La Cour de Cassation vient de rendre un arrêt en date du 4 juillet 2019 qui, sans être révolutionnaire, rappelle le formalisme strict attaché à la cession de droits d’auteur. Dans l’affaire d’espèce, les juges viennent ainsi considérer, à propos de la mise en ligne de photographies d’archives papier du journal « Le Figaro », qu’une telle mise en ligne constitue une contrefaçon si cette nouvelle forme d’usage n’a pas été prévue dans les contrats de cession de droits d’auteur avec les photographes.

Sur une période allant de 1992 à 2008, la Société du Figaro (éditrice en particulier du journal « Le Figaro », du magazine « Madame Figaro » et du « Figaros Copé » a intégré dans la version papier de ces journaux/magazines des centaines de photographies qui illustraient ses articles.

En juin 2010, la Société du Figaro a décidé de mettre en ligne sur son site Internet www.lefigaro.fr, dans une rubrique « archives », en accès payant, la totalité des archives papier du quotidien et des magazines, incluant ainsi les publications comprenant les articles illustrés de photographies.

Parmi ces archives, se trouvaient 479 photographies d’un premier photographe, et 606 d’un second photographe.

Considérant que les droits d’auteur qu’ils avaient cédé à l’époque sur leurs photographies n’incluaient pas ce type d’usage, les deux photographes ont assigné la Société Le Figaro en contrefaçon de droit d’auteur pour atteinte à leurs droit patrimoniaux (du fait de l’absence de cession de leurs droits pour la reproduction et la représentation sur le site internet du Figaro) et atteinte à leurs droits moraux (en particulier, leur droit à la paternité du fait qu’il était loisible aux internautes de télécharger leurs œuvres, sans mention de leur nom).

Notons à ce titre que la cession des droits d’auteur sur les photographies visait presque exclusivement la version papier des journaux comprenant les photographies, à l’exception d’une autorisation « fac-similé PDF » temporaire. De ce fait, les cessions ne prévoyaient pas expressément la reproduction numérisée des journaux, ni leur mise à disposition en ligne.

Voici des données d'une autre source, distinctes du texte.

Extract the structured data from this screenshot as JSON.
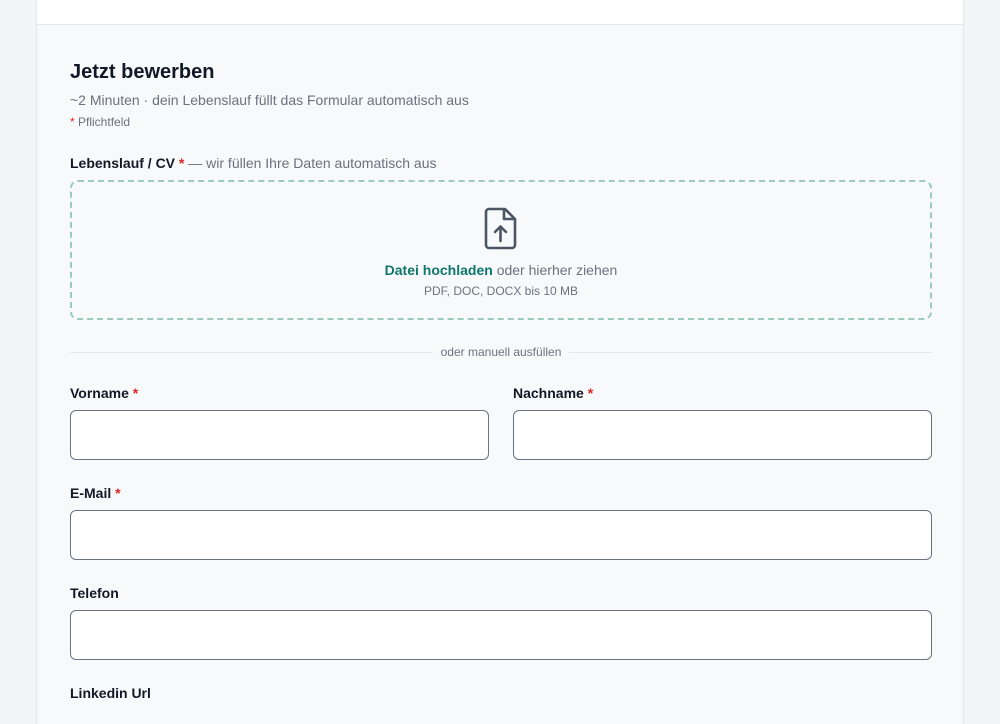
{
  "form": {
    "title": "Jetzt bewerben",
    "subtitle": "~2 Minuten · dein Lebenslauf füllt das Formular automatisch aus",
    "required_marker": "*",
    "required_note": "Pflichtfeld"
  },
  "upload": {
    "label": "Lebenslauf / CV",
    "hint": "— wir füllen Ihre Daten automatisch aus",
    "link_text": "Datei hochladen",
    "drag_text": "oder hierher ziehen",
    "formats": "PDF, DOC, DOCX bis 10 MB",
    "icon": "file-upload-icon"
  },
  "divider": {
    "text": "oder manuell ausfüllen"
  },
  "fields": {
    "first_name": {
      "label": "Vorname",
      "value": ""
    },
    "last_name": {
      "label": "Nachname",
      "value": ""
    },
    "email": {
      "label": "E-Mail",
      "value": ""
    },
    "phone": {
      "label": "Telefon",
      "value": ""
    },
    "linkedin": {
      "label": "Linkedin Url"
    }
  },
  "colors": {
    "accent": "#0f766e",
    "required": "#dc2626",
    "dashed_border": "#9ccbb9",
    "muted_text": "#6b7280"
  }
}
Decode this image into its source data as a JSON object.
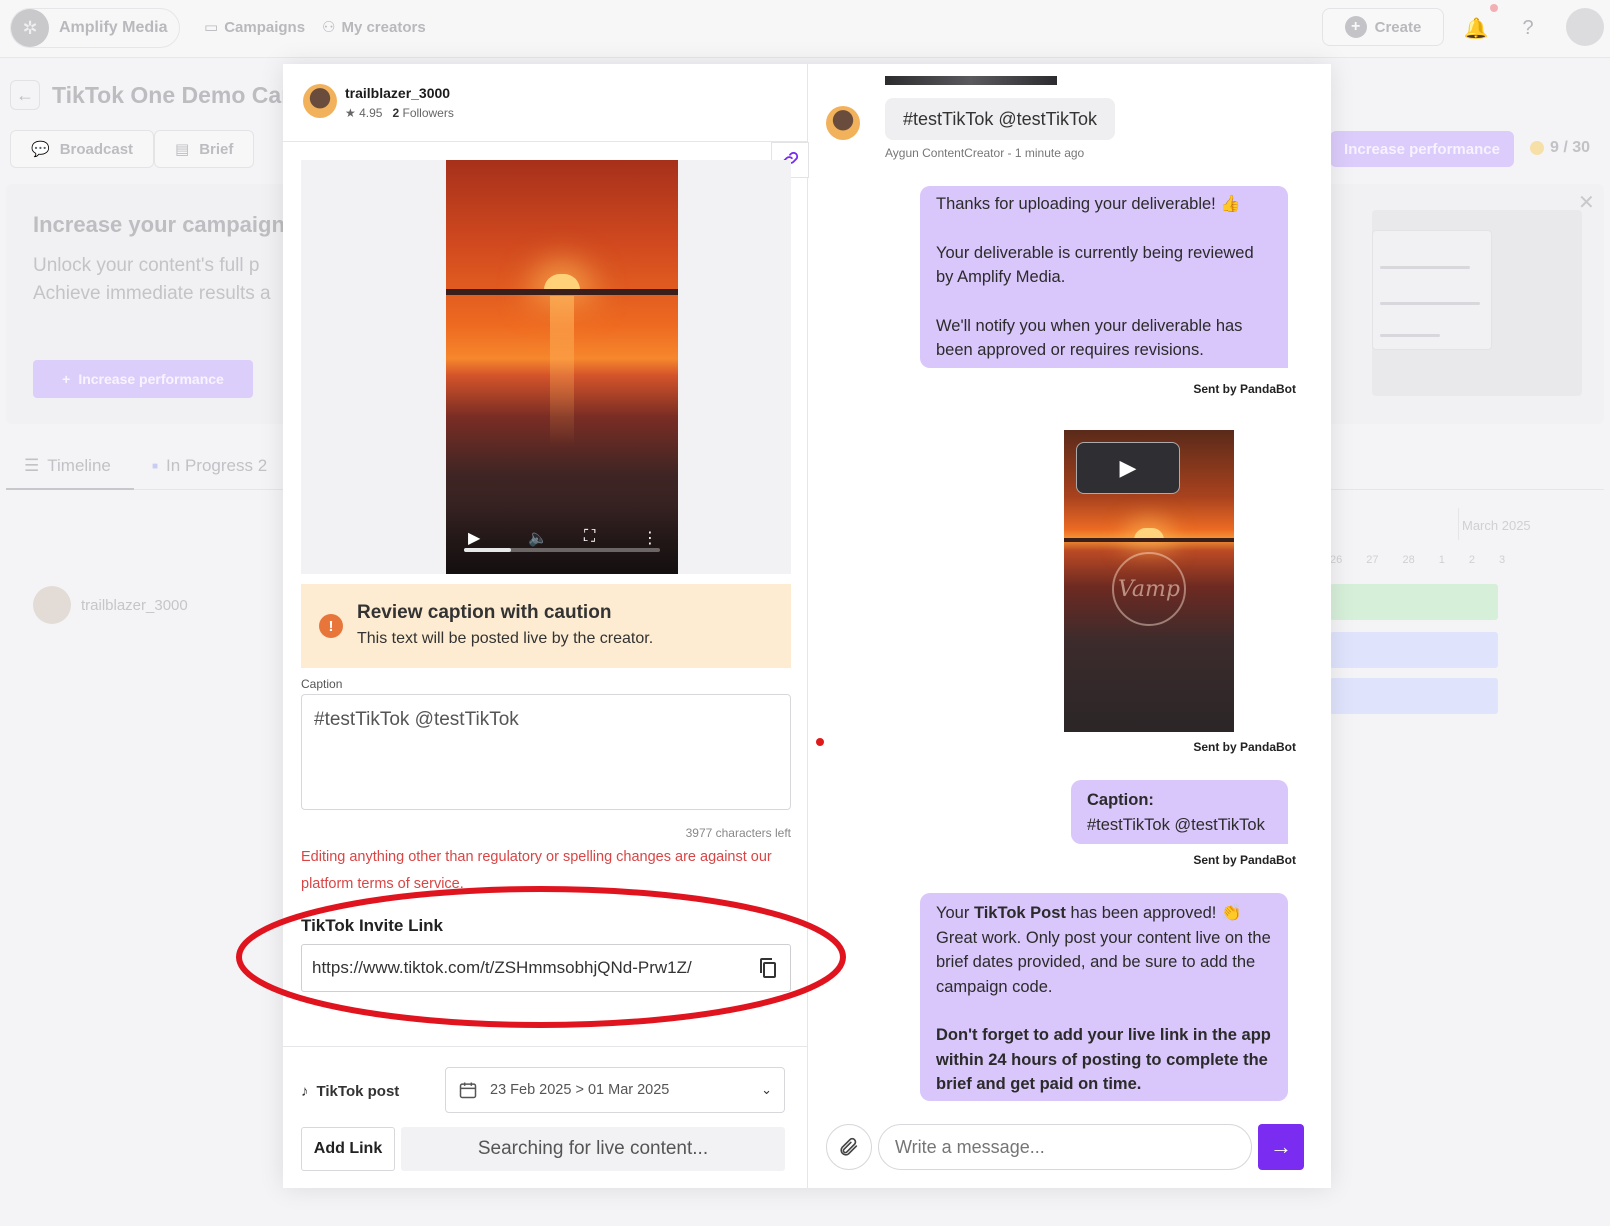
{
  "app": {
    "brand": "Amplify Media",
    "nav": [
      "Campaigns",
      "My creators"
    ],
    "create_label": "Create"
  },
  "campaign": {
    "title": "TikTok One Demo Campaign",
    "tabs": [
      "Broadcast",
      "Brief"
    ],
    "increase_performance": "Increase performance",
    "counter": "9 / 30"
  },
  "promo": {
    "heading": "Increase your campaign",
    "line1": "Unlock your content's full p",
    "line2": "Achieve immediate results a",
    "button": "Increase performance"
  },
  "timeline": {
    "tab_timeline": "Timeline",
    "tab_progress": "In Progress 2",
    "creator": "trailblazer_3000",
    "month": "March 2025",
    "days": [
      "26",
      "27",
      "28",
      "1",
      "2",
      "3"
    ],
    "gantt_colors": [
      "#d6efd9",
      "#dfe3fb",
      "#dfe3fb"
    ]
  },
  "creator": {
    "username": "trailblazer_3000",
    "rating": "4.95",
    "followers_count": "2",
    "followers_label": "Followers"
  },
  "review": {
    "warning_title": "Review caption with caution",
    "warning_text": "This text will be posted live by the creator.",
    "caption_label": "Caption",
    "caption_value": "#testTikTok @testTikTok",
    "chars_left": "3977 characters left",
    "edit_warning": "Editing anything other than regulatory or spelling changes are against our platform terms of service.",
    "invite_label": "TikTok Invite Link",
    "invite_url": "https://www.tiktok.com/t/ZSHmmsobhjQNd-Prw1Z/",
    "video_progress": 0.24
  },
  "footer": {
    "post_type": "TikTok post",
    "date_range": "23 Feb 2025 > 01 Mar 2025",
    "add_link": "Add Link",
    "searching": "Searching for live content..."
  },
  "chat": {
    "first_message": "#testTikTok @testTikTok",
    "first_meta": "Aygun ContentCreator - 1 minute ago",
    "bubble1": {
      "line1": "Thanks for uploading your deliverable! 👍",
      "line2": "Your deliverable is currently being reviewed by Amplify Media.",
      "line3": "We'll notify you when your deliverable has been approved or requires revisions."
    },
    "sent_by": "Sent by PandaBot",
    "watermark": "Vamp",
    "caption_title": "Caption:",
    "caption_value": "#testTikTok @testTikTok",
    "approved": {
      "prefix": "Your ",
      "bold": "TikTok Post",
      "suffix": " has been approved! 👏 Great work. Only post your content live on the brief dates provided, and be sure to add the campaign code.",
      "reminder": "Don't forget to add your live link in the app within 24 hours of posting to complete the brief and get paid on time."
    },
    "input_placeholder": "Write a message..."
  },
  "colors": {
    "accent": "#7a2df0",
    "bubble": "#d9c6fb",
    "warning_bg": "#fdecd1",
    "warning_icon": "#e8763a",
    "error_text": "#d94545",
    "annotation": "#e0141e"
  }
}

Les juges de la Cour d’appel de Paris avaient rejeté leurs demandes tant sur le volet de l’atteinte aux droits patrimoniaux d’auteur, que l’atteinte à leurs droits moraux.

Sur le volet de l’atteinte aux droits patrimoniaux, les juges d’appel ont jugé que cette nouvelle forme d’exploitation des photographies par leur mise en ligne et par l’archivage des journaux sous format PDF s’inscrivait dans la continuité de l’œuvre d’origine. Par conséquent, bien que cet usage des photographies n’ait pas été prévu lors de la cession des droits, il a été jugé comme constituant un usage contractuellement prévu.

Concernant l’atteinte alléguée au droit à la paternité, les juges d’appel ont également considéré qu’il ne pouvait être reproché à la Société Le Figaro la possibilité d’extraire des photographies dans la mesure où les internautes ne font qu’user des fonctionnalités offertes par tout ordinateur ;

Les photographes ont formé un pourvoi en cassation.

La décision est cassée sur les deux points.

Concernant l’atteinte aux droits patrimoniaux, la Cour Suprême considère tout d’abord, au visa des articles L. 111-1, L. 122-1 et L. 131-6 du code de la propriété intellectuelle, que c’est à tort que les juges d’appel ont considéré que la cession consentie s’étendait à cet usage.

La décision est logique, l’article L.131-6 stipule clairement que « La clause d’une cession qui tend à conférer le droit d’exploiter l’œuvre sous une forme non prévisible ou non prévue à la date du contrat doit être expresse et stipuler une participation corrélative aux profits d’exploitation ».

Tel n’était pas le cas en l’espèce.

L’arrêt de la Cour d’appel a également été cassé sur le volet de l’atteinte au droit moral, les juges de cassation estimant qu’il revenait à la Cour d’appel de rechercher si Le Figaro aurait pu mettre les photographies en ligne tout en empêchant leur téléchargement.

En effet, rappelons qu’il était possible pour les lecteurs de télécharger les photos de manière séparée des articles.

Cette décision rappelle le formalisme strict de la cession des droits d’auteur et la nécessité de se faire accompagner pour la rédaction de ce type de contrats afin de se prémunir de tout risque d’une action ultérieure pour contrefaçon.